I do not care if the entire city of Boston, New England, East Coast of the US, the entire country, or the entire world is having internet connectivity problems! When I call you because my service is not working I expect to either:
- Talk to a person, to whom I can explain my service problem and receive help or direction
- Be able to loge a service out notice with a computer
- Be told of known service problem in my area and be provided with a estimated time of service restoration
Any of those is acceptable. Just to be clear and ensure that I am not being unreasonable in my request, when my power goes out, my power company offers all 3 of those options depending on the circumstances. Now, the ETA I am told by the power company is not always correct. However, it is updated from time to time, and they will call me back if and when they update the ETA. Also, they call me back after they expect the power has been restored to confirm that my reported outage has been resolved. That is how a service outage should be handled, if you ask me.
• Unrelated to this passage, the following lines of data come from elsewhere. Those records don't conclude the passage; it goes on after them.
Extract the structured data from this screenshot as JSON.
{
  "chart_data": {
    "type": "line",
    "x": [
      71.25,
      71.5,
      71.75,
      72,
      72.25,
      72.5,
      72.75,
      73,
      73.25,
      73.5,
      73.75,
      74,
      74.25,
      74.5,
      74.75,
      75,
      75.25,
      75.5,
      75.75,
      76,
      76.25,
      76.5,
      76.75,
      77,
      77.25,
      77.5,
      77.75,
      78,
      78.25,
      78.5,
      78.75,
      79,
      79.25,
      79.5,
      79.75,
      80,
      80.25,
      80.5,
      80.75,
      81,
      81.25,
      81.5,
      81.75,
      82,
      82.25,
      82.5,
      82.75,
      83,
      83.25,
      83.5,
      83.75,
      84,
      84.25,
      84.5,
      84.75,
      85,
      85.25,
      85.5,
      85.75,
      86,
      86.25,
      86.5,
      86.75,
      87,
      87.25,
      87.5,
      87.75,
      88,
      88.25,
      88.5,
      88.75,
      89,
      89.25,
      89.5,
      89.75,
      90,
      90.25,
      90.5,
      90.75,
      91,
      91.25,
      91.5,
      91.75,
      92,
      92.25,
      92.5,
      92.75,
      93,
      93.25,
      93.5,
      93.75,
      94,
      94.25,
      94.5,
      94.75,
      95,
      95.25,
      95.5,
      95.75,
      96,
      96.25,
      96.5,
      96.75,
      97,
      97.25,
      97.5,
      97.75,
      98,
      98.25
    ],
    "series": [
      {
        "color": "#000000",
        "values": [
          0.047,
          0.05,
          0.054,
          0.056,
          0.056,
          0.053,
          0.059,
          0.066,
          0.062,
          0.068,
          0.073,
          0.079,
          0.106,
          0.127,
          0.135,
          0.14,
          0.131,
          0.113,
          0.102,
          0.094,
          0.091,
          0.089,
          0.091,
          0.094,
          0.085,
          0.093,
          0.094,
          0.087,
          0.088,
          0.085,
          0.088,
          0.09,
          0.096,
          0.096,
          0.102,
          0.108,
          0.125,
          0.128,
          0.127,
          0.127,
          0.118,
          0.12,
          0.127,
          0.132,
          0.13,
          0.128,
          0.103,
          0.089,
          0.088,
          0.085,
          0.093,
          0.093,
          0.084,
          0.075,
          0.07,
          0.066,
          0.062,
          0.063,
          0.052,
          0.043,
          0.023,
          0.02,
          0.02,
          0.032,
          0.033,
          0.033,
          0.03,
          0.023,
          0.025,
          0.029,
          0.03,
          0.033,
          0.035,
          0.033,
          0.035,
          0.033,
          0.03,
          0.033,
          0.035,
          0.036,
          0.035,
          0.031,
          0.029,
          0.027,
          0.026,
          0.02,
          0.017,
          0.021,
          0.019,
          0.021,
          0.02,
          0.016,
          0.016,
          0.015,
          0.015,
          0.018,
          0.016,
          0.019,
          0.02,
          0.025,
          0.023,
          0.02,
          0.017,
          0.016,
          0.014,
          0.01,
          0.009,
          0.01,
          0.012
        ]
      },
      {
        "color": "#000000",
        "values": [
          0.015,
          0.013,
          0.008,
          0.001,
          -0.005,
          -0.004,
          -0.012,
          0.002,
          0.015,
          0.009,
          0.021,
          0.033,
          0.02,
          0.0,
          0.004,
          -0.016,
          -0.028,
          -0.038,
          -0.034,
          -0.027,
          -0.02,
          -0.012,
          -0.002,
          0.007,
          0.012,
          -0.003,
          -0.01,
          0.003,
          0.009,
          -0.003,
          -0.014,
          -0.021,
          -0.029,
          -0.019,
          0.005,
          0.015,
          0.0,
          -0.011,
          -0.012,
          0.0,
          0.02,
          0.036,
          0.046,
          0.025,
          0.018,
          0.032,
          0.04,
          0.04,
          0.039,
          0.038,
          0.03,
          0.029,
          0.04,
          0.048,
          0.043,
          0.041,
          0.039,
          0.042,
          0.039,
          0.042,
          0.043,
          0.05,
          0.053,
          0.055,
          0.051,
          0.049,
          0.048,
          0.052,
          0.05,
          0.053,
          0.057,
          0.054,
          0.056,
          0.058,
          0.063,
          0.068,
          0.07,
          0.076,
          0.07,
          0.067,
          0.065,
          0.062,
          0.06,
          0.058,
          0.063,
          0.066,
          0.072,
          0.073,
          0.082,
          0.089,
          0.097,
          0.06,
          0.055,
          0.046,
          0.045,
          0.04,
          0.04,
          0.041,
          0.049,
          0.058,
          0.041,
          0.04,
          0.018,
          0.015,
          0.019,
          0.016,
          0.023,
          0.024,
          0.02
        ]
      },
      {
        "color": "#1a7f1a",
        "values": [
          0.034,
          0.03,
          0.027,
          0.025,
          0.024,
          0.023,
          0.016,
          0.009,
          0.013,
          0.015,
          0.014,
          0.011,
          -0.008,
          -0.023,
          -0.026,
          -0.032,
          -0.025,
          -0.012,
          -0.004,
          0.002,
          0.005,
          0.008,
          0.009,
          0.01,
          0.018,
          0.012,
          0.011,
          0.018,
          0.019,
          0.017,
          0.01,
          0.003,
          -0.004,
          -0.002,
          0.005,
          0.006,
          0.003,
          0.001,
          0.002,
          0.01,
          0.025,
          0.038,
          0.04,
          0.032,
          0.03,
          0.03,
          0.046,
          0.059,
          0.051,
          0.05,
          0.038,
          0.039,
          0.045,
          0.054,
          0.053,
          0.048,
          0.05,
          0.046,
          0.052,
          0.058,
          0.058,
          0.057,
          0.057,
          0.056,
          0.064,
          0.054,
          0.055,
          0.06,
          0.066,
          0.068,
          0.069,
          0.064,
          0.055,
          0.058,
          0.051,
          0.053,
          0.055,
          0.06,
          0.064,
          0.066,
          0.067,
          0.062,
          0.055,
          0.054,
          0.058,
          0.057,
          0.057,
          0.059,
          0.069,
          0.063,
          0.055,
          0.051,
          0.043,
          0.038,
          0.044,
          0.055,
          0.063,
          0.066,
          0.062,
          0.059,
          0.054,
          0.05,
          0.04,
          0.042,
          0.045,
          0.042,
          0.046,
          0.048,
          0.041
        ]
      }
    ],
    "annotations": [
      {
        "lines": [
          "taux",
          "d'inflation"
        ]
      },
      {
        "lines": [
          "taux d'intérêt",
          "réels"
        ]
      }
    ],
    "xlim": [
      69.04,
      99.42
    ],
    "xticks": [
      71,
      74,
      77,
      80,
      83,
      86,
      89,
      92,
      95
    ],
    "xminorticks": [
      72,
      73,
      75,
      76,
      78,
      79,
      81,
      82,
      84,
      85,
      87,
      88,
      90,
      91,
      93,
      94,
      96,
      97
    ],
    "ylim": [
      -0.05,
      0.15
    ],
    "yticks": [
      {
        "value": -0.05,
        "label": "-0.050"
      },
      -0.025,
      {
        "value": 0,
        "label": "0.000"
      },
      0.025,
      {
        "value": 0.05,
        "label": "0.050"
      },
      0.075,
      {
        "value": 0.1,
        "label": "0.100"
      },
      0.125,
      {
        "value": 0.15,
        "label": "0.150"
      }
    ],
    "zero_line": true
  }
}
Excellent job government sponsored monopoly, nStar.
Being told to go online for help when the internet is not working is not acceptable! At the very least your system should detect that there is an internet problem and not play that recording. With the power company, most of those options are handled automatically by a computer, which is fine. No one expects a service provided to have enough people answering calls to deal with the flood of complaints during a service outage. However, we should be informed of the problem, when we call; not disconnected because too many people are calling. If I have to turn to twitter to find out that this is a larger problem and not just me, as well as find the solution (use google’s dns servers), then you as a service provider have failed miserably. I don’t know why I expected that you would not fail in this case, you fail every day all of the time. I really don’t understand why the government monopoly power company provides an entirely different level of customer service than you; you technically do at least have some minor form of competition.